Pierre-Yves Gomez Editions Desclée de Brouwer, 2016, 184 p., 15,90 €

Dans ce bref essai, P-Y Gomez invite à retrouver l’intelligence du travail. Il en fait une priorité pour renouveler la vie politique, car l’homme est avant tout homo laborens et la société est le produit de son travail. Le travail est une expérience de vie qui inscrit l’homme dans une place sociale concrète, il est politique. Pour qu’un travail soit libérateur, le préalable est que le travailleur en comprenne l’utilité sociale et vérifie qu’il y trouve une place digne. Or, au cours de l’histoire, nous avons perdu l’intelligence du travail. N’apparaît plus que sa valeur marchande, et ses formes bénévoles ou domestiques ne sont guère prises en compte. En outre, les tâches étant parcellisées et l’économie mondialisée, le travailleur ne perçoit plus l’impact de son travail sur la cité. Aujourd’hui, il lui est proposé d’adhérer à une cité de consommateurs, dont la logique addictive d’une consommation de masse le dérobe à l’intelligence de son existence.
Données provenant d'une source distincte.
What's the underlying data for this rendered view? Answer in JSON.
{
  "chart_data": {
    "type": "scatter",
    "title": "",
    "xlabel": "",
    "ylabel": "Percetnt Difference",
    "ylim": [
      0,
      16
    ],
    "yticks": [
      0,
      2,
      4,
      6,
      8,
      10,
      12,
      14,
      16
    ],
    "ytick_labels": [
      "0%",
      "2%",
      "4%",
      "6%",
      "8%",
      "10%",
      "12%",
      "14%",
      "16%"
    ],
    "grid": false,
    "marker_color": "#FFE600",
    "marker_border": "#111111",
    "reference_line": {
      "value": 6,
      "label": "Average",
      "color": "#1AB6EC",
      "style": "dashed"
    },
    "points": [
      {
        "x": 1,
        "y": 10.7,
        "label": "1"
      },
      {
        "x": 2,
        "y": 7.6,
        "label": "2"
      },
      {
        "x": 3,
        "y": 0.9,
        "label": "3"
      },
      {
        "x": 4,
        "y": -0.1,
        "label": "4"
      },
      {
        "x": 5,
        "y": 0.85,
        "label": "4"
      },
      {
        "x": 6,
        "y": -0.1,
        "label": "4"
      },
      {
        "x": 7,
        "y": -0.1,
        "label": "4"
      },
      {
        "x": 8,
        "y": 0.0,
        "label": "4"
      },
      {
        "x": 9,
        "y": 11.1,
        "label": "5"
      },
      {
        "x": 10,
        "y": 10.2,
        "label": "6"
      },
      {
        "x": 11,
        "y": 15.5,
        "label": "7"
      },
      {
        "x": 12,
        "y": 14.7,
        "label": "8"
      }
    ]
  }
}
L’auteur invite à préférer construire une cité de travailleurs, où l’homme peut comprendre son utilité, s’approprier son existence et retrouver le respect de soi. L’opposition entre ces deux cités n’est pas manichéenne mais elle interroge les choix de chacun. L’option pour l’une ou l’autre cité peut se jouer notamment dans la façon d’investir trois lieux actuels du monde du travail: l’univers digital, le travail indépendant et l’hypothèse d’un revenu universel. Au final, un livre suggestif, même si l’on sent que l’auteur résiste à mesurer toute la portée de ses intuitions.